It was a Sunday. The day before Star Wars fans from across the globe and beyond, for one day, forget their hatred of the man who shat on his own metaphorical children to celebrate the cheesy, spacey, incesty goodness of the films. Wait, that didn’t come out right…
I’m so far from the point now I don’t know what the hell I was saying. Oh right, being funny. (See: not me.)
Myself and an esteemed (I have to say that in case she’s reading) colleague partook of an evening of comedy and beer, watching the infamously wonderful Comedy Store Players at the Comedy Store.
Improv is hard. It’s being funny – intentionally, not by opening your mouth in the hopes you’ll sound pseudo-intelligent and just come across as a lobotomised hick – without the appropriate planning time. The closest I’ve ever got to being witty is when myself and the aforementioned colleague decided re-writing the lyrics to (Sir) David Bowie’s Starman in honour of the marvellous mechanoid Robert Llewellyn was a better use of our time than writing our university essays. Good times. If only I could’ve handed that in, I wouldn’t be where I am now… (which, if you must know, is sitting on the DLR on my way home from work, using a pen to write actual words on actual paper – who woulda thunk it?!)
…oh, the point. Right. That was that these guys are good. Really good; good does not, as a word, textually render how good they were. You know when you get good pie? Better than that.
Obviously these guys are pros and have been doing this since before I was born – which is amazing really, since I’m 102 now. And yet? It wasn’t boring or stale or samey or other words that are politely synonymous with utter cockshite. I think, in my mind at least, there is a worry that performers have 102+ years worth of material in their head and can just rehash it as and when it is needed.
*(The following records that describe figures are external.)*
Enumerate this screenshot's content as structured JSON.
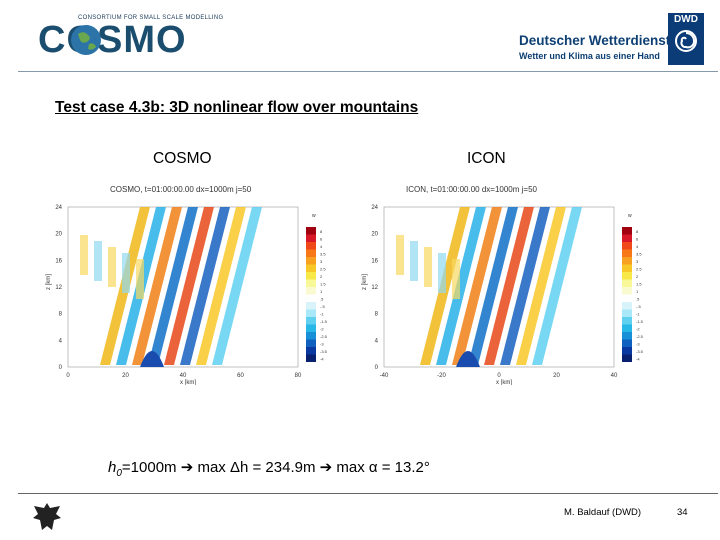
{
  "header": {
    "cosmo_logo_text": "COSMO",
    "cosmo_logo_subtitle": "CONSORTIUM FOR SMALL SCALE MODELLING",
    "dwd_name": "Deutscher Wetterdienst",
    "dwd_slogan": "Wetter und Klima aus einer Hand",
    "dwd_badge": "DWD"
  },
  "slide": {
    "title": "Test case 4.3b: 3D nonlinear flow over mountains",
    "label_left": "COSMO",
    "label_right": "ICON"
  },
  "plots": [
    {
      "title": "COSMO, t=01:00:00.00 dx=1000m j=50",
      "x_ticks": [
        "0",
        "20",
        "40",
        "60",
        "80"
      ],
      "y_ticks": [
        "0",
        "4",
        "8",
        "12",
        "16",
        "20",
        "24"
      ],
      "ylabel": "z [km]",
      "xlabel": "x [km]"
    },
    {
      "title": "ICON, t=01:00:00.00 dx=1000m j=50",
      "x_ticks": [
        "-40",
        "-20",
        "0",
        "20",
        "40"
      ],
      "y_ticks": [
        "0",
        "4",
        "8",
        "12",
        "16",
        "20",
        "24"
      ],
      "ylabel": "z [km]",
      "xlabel": "x [km]"
    }
  ],
  "colorbar": {
    "unit": "w",
    "labels": [
      "8",
      "6",
      "4",
      "3.5",
      "3",
      "2.5",
      "2",
      "1.5",
      "1",
      ".5",
      "-.5",
      "-1",
      "-1.5",
      "-2",
      "-2.5",
      "-3",
      "-3.5",
      "-4"
    ],
    "colors": [
      "#a00010",
      "#d81828",
      "#f04818",
      "#f87818",
      "#f8a020",
      "#f8c828",
      "#f8e848",
      "#f8f898",
      "#fafad0",
      "#ffffff",
      "#d8f4fa",
      "#a8e8f8",
      "#60d0f0",
      "#28b8e8",
      "#1890d8",
      "#1060c0",
      "#0838a0",
      "#082070"
    ]
  },
  "footer": {
    "formula_h": "h",
    "formula_sub": "0",
    "formula_a": "=1000m",
    "formula_b": " max ",
    "formula_c": "h = 234.9m",
    "formula_d": " max ",
    "formula_e": " = 13.2°",
    "author": "M. Baldauf (DWD)",
    "page": "34"
  }
}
But that was totally not the case here.
Mssrs Frost, Mullarkey, Proops, Simpson, Smart and Vranch were on fine form and I don’t think we stopped laughing from start to finish. And probably on the way home too, but we are pretending that was not us in case fellow passengers try to track us down.They looked like they were having fun which was pretty infectious. From the moment Greg started his hula dancing (boy knows how to move!) to the dramatic finale of the Gothic horror musical “The Smallest Fish in the World”, the weirdness just kept comin’. And, for those of you who know me? Weird is my thing.
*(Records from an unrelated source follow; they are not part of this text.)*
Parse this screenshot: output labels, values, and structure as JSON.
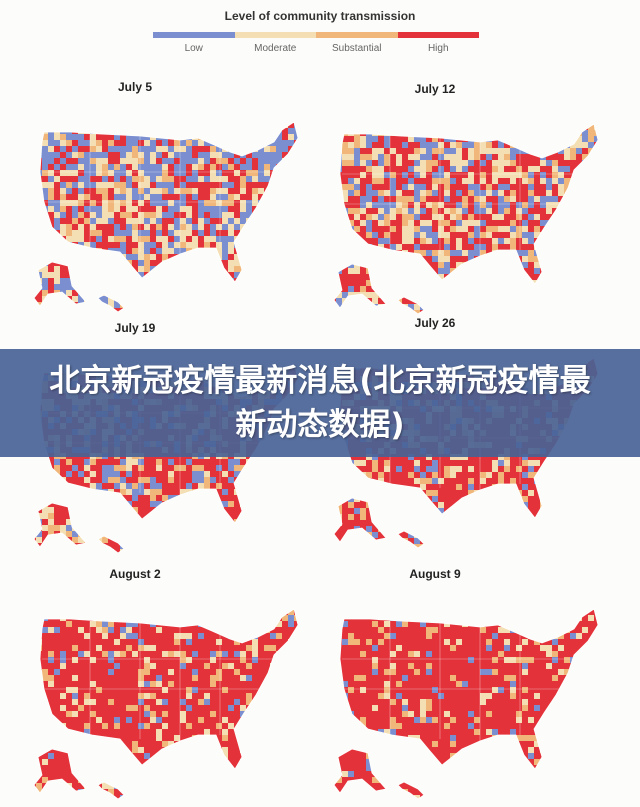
{
  "banner": {
    "title": "北京新冠疫情最新消息(北京新冠疫情最新动态数据)"
  },
  "legend": {
    "title": "Level of community transmission",
    "levels": [
      {
        "label": "Low",
        "color": "#7b8fd0"
      },
      {
        "label": "Moderate",
        "color": "#f4dfb4"
      },
      {
        "label": "Substantial",
        "color": "#f1b77a"
      },
      {
        "label": "High",
        "color": "#e3323a"
      }
    ]
  },
  "maps": [
    {
      "date": "July 5",
      "high_share": 0.28,
      "low_share": 0.34,
      "substantial_share": 0.13
    },
    {
      "date": "July 12",
      "high_share": 0.4,
      "low_share": 0.24,
      "substantial_share": 0.14
    },
    {
      "date": "July 19",
      "high_share": 0.55,
      "low_share": 0.16,
      "substantial_share": 0.13
    },
    {
      "date": "July 26",
      "high_share": 0.65,
      "low_share": 0.1,
      "substantial_share": 0.12
    },
    {
      "date": "August 2",
      "high_share": 0.75,
      "low_share": 0.06,
      "substantial_share": 0.1
    },
    {
      "date": "August 9",
      "high_share": 0.82,
      "low_share": 0.04,
      "substantial_share": 0.08
    }
  ]
}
Which epitomised the audience, really – how many people shout out “James Bond” as a request for a household object? (Idle fantasies, sadly, do not count) But then, the weirder the better; how else would you get a one word story about King Arthur’s jelly mould, with the lime jelly Excalibur being stored up Gwen’s arse and Arthur’s intolerance to kiwi cheesecake? How else would you get Steve having to guess that his job was that on Mondays, in his pants, he cleaned out the TARDIS with the rigging from a ship in a bottle in a Ladbrokes in Egypt?
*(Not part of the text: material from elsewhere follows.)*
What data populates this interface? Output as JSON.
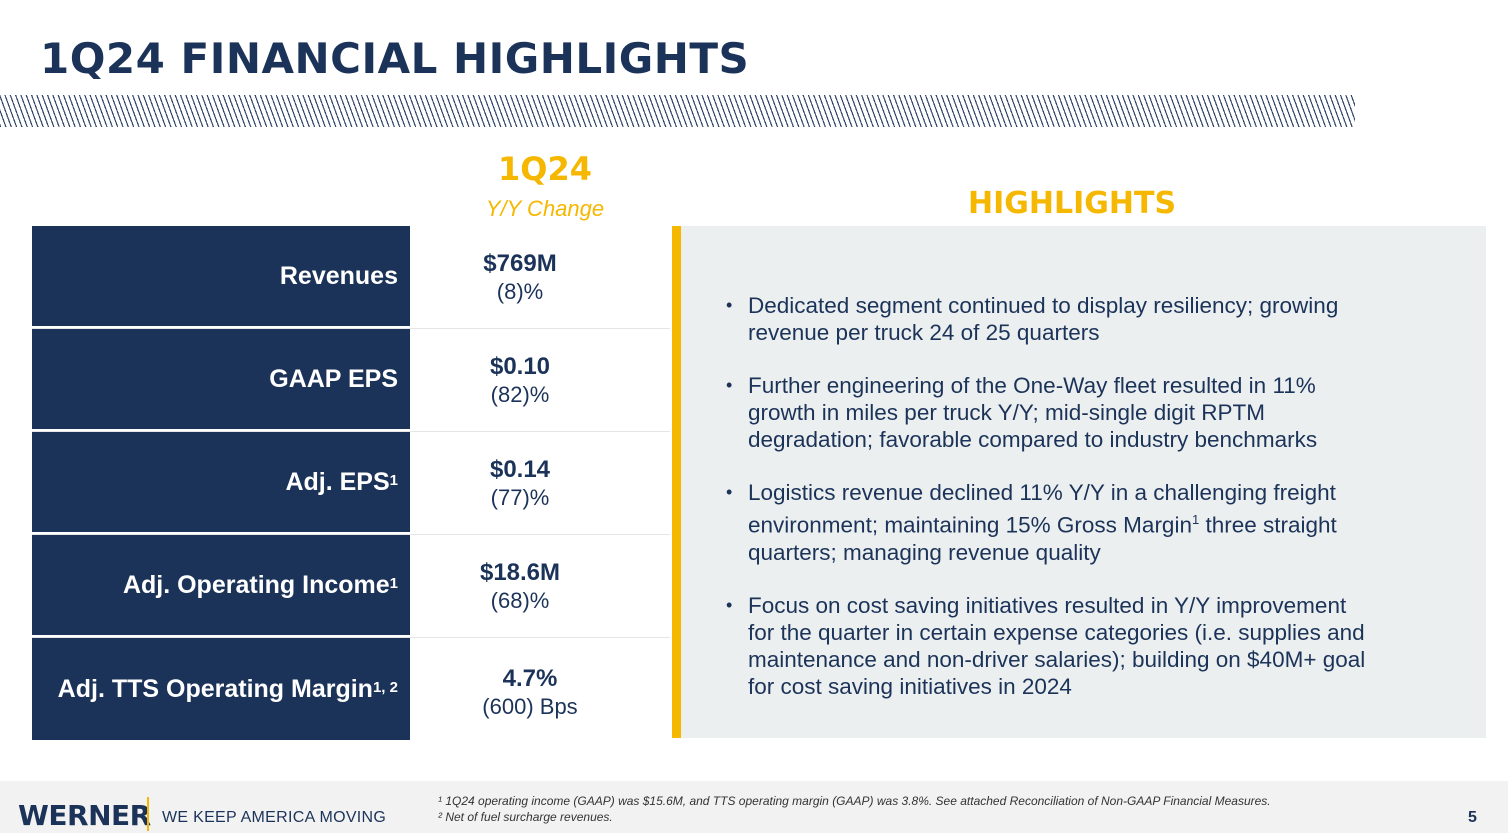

How else would we have gotten to see Greg and Lee’s beautiful, romantic graveyard song; Andy’s inability to remember what a tripod was called; the repositioning of Camelot to put it next to Stonehenge; learning koalas can only become velodrome cyclists through the use of stilts made from Ikea furniture; Greg’s wonderful song about being a fish expert; the amazing revelation that you could stop nuclear fish-on by reversing the polarity?
Alll of that can, really, be summed up thus: Improv very good. Go see. Or else.